Cabot stock has been under pressure from the 50-day moving average
Cabot Oil & Gas Corporation (NYSE:COG) is trading lower this morning, after receiving a downgrade to "underperform" from "buy" and a price-target cut to $27 from $33 at BofA-Merrill Lynch. This bear note comes just days after crude pushed to fresh highs above the $70-per-barrel mark, mostly due to President Donald Trump's decision to pull the U.S. from the Iran nuclear deal.
The shares so far today are down 1.4% at $22.78. COG has already fallen 23% from its November two-year high of $29.57, and the oil concern continues to struggle to break above the 50-day moving average, which has acted as a stiff ceiling in recent months. Technical traders may also note how the stock topped out just below an intersection of the 50-day and 200-day moving averages -- known as a "death cross" -- back in mid-March.
As such, more negative analyst attention could be in store for COG, with the stock's average 12-month price-target coming in at $29.63 --- an almost 30% premium to current levels. Further, of the 19 brokerage firms following the stock, 13 sport "strong buy" recommendations, leaving the door wide open for more downgrades.
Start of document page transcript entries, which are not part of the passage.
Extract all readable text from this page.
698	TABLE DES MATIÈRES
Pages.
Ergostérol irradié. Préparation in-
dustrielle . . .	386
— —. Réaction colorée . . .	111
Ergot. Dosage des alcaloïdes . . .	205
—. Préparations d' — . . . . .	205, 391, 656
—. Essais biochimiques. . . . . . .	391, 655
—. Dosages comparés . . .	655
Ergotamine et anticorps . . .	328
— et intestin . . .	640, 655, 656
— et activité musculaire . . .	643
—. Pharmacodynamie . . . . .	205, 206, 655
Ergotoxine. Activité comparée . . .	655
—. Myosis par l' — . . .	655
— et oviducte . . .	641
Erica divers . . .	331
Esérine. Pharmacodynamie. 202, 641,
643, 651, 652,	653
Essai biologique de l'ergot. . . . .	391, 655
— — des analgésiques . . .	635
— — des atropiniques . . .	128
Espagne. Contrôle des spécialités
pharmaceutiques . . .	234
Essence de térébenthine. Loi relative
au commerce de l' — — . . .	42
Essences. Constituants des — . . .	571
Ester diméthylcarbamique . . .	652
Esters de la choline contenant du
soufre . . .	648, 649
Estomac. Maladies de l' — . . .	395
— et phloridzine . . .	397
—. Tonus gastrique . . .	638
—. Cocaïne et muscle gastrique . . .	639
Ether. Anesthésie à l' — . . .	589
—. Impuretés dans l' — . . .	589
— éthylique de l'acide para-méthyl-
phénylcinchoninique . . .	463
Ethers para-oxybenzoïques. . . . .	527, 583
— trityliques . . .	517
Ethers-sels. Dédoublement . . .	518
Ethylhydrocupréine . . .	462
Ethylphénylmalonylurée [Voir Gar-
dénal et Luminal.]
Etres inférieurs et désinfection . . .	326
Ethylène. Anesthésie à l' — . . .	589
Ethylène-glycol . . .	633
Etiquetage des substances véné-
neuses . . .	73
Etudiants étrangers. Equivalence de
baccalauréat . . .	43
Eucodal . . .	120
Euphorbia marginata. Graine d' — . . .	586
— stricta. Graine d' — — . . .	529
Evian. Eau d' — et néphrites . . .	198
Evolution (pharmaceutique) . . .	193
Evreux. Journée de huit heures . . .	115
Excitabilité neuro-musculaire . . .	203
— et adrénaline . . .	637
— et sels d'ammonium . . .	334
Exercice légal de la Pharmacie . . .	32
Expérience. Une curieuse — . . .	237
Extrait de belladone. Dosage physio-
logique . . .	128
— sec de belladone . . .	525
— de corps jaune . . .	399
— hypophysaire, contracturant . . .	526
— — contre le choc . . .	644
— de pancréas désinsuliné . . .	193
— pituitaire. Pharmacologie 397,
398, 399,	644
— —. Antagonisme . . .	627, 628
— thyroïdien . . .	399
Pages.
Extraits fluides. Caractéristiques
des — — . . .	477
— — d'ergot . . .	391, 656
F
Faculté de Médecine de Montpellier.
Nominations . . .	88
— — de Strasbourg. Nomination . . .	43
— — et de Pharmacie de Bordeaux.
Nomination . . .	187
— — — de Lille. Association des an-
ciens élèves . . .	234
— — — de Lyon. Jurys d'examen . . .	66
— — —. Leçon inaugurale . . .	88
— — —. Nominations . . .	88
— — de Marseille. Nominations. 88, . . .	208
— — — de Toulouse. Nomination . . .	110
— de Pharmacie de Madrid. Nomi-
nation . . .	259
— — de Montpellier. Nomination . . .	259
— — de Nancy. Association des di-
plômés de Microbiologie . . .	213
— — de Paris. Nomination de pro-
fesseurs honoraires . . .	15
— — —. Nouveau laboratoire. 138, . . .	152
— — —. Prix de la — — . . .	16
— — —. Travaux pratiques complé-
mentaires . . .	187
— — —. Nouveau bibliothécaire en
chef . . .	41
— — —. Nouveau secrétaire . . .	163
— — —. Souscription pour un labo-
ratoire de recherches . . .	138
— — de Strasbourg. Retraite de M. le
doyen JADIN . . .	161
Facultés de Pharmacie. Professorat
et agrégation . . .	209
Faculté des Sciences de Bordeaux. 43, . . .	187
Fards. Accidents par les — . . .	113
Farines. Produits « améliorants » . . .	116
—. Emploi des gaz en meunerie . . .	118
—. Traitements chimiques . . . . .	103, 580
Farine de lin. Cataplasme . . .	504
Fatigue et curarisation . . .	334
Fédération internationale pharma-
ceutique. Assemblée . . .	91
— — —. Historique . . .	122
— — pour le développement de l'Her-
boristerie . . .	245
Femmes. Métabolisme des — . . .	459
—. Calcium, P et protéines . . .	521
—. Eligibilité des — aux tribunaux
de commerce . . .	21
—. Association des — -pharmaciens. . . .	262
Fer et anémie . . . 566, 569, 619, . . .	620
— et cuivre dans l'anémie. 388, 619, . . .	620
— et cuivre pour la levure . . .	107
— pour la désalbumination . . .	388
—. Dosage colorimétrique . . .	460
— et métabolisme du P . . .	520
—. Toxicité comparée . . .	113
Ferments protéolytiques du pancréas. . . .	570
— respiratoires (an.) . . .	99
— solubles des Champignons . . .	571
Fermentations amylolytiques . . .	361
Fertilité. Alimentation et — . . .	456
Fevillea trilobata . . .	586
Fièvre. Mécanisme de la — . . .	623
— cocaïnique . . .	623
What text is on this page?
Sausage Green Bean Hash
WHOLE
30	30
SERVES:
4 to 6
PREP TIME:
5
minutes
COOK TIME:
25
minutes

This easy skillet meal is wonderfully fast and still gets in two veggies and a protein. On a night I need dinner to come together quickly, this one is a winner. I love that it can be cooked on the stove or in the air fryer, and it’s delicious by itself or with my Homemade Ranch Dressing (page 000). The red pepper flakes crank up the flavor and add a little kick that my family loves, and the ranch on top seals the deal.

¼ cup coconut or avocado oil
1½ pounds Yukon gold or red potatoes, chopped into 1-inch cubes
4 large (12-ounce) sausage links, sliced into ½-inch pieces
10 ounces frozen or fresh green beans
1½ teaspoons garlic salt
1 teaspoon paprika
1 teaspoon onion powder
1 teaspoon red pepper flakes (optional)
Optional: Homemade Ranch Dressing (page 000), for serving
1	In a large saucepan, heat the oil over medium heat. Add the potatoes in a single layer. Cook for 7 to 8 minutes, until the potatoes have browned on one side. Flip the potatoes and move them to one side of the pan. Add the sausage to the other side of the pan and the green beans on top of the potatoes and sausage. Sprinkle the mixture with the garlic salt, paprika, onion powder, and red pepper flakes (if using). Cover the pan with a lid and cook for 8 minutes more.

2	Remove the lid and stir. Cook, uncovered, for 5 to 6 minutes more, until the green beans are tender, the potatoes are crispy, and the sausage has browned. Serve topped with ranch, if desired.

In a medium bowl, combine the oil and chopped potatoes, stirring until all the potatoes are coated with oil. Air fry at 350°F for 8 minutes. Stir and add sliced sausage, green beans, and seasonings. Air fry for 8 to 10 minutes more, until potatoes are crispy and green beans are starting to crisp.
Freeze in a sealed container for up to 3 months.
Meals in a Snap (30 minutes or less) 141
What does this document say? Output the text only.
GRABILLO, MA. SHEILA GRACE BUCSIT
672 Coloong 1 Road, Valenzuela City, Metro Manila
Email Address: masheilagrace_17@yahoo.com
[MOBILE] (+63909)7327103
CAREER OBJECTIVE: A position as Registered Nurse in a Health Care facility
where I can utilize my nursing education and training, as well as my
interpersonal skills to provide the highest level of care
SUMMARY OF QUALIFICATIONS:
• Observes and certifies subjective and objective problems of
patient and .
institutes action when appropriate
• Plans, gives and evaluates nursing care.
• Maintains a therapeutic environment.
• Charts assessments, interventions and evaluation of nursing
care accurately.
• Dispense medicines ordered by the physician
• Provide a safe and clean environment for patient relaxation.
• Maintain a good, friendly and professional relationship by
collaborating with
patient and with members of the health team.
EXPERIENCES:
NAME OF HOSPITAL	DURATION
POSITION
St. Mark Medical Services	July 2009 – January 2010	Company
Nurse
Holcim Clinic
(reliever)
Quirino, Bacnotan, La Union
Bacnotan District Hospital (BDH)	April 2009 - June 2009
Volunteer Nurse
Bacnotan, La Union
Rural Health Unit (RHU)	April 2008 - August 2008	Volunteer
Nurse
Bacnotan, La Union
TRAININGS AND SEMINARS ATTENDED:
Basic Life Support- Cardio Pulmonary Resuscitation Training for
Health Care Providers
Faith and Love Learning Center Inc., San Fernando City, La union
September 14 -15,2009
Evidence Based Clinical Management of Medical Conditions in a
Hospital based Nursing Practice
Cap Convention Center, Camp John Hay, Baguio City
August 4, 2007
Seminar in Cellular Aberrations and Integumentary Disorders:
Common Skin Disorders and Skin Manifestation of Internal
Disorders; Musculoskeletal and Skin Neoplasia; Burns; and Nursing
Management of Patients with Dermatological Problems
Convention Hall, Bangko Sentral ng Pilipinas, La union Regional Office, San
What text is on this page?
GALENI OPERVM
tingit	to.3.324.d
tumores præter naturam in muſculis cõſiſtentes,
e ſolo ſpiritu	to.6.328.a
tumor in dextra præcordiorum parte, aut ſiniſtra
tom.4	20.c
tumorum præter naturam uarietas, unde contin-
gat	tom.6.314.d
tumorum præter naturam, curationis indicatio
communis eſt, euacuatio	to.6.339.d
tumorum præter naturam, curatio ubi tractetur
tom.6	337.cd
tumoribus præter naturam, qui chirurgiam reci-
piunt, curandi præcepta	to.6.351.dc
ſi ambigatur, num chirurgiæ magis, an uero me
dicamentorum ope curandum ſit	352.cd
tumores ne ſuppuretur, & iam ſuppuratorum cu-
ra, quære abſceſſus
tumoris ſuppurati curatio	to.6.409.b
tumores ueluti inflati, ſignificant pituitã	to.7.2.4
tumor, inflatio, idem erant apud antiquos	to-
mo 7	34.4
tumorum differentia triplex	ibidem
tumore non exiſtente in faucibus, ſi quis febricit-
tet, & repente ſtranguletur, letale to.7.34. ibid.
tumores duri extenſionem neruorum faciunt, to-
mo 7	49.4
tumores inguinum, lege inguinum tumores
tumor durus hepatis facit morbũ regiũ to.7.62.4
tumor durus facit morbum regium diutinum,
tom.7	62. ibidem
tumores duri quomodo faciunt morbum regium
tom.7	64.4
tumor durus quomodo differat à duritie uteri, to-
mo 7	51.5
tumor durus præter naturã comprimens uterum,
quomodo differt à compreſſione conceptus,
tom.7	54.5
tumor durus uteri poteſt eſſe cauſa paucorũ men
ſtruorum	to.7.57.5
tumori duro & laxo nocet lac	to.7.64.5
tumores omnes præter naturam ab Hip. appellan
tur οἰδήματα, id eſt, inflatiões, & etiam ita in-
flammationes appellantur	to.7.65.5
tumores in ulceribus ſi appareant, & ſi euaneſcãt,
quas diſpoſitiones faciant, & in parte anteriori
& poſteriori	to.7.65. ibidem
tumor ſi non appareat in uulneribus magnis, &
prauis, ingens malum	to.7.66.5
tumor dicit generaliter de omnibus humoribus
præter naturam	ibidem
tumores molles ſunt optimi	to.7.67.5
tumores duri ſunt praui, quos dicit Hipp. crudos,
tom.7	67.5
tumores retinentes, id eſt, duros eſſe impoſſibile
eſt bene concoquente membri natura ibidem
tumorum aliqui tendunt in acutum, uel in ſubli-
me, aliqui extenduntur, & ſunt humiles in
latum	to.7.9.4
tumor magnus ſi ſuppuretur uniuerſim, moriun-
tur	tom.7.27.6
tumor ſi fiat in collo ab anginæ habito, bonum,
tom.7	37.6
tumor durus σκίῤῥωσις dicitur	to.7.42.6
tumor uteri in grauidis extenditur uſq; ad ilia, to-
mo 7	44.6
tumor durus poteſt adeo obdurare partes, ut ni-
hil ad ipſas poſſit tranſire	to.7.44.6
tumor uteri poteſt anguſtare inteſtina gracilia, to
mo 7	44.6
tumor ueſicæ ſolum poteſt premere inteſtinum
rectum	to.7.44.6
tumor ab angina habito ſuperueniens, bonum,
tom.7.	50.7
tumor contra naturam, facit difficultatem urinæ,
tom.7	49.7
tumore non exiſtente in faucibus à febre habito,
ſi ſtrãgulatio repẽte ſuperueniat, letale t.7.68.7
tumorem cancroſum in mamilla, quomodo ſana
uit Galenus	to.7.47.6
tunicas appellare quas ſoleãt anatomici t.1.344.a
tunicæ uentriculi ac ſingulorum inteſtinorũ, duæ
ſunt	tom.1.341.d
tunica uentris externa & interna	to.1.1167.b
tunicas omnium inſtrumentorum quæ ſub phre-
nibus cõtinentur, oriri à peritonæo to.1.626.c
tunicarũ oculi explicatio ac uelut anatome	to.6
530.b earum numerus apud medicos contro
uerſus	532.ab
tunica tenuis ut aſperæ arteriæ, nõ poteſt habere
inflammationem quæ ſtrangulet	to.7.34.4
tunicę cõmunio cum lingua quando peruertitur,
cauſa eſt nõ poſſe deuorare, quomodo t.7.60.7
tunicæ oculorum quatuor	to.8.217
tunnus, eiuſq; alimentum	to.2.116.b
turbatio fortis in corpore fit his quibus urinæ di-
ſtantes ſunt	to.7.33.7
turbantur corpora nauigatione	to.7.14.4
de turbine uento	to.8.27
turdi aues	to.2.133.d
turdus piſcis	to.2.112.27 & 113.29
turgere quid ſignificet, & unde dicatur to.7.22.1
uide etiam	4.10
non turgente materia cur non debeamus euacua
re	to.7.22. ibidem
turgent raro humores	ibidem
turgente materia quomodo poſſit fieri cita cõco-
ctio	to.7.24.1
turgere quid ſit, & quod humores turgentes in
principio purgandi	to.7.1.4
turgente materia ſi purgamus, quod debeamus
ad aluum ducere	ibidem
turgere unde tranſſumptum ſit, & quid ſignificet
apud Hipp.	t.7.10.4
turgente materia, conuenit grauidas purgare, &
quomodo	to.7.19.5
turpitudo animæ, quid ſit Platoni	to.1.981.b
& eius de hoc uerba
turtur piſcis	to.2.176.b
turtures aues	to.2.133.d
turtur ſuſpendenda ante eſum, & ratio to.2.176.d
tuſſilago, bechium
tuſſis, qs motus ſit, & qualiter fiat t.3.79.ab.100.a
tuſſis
Elsewhere, data from the International Securities Exchange (ISE), Chicago Board Options Exchange (CBOE), and NASDAQ OMX PHLX (PHLX) shows the security with a 10-day call/put volume ratio of 25.22, ranking in the 76th annual percentile. This suggests calls have been purchased over puts at a much faster-than-usual clip during the past two weeks.
Echoing this, the stock's Schaeffer's put/call open interest ratio (SOIR) of 0.10 ranks in the low 1st percentile of its annual range. This suggests that speculative players have rarely been more heavily skewed toward calls over puts, looking at options that expire in the next three months.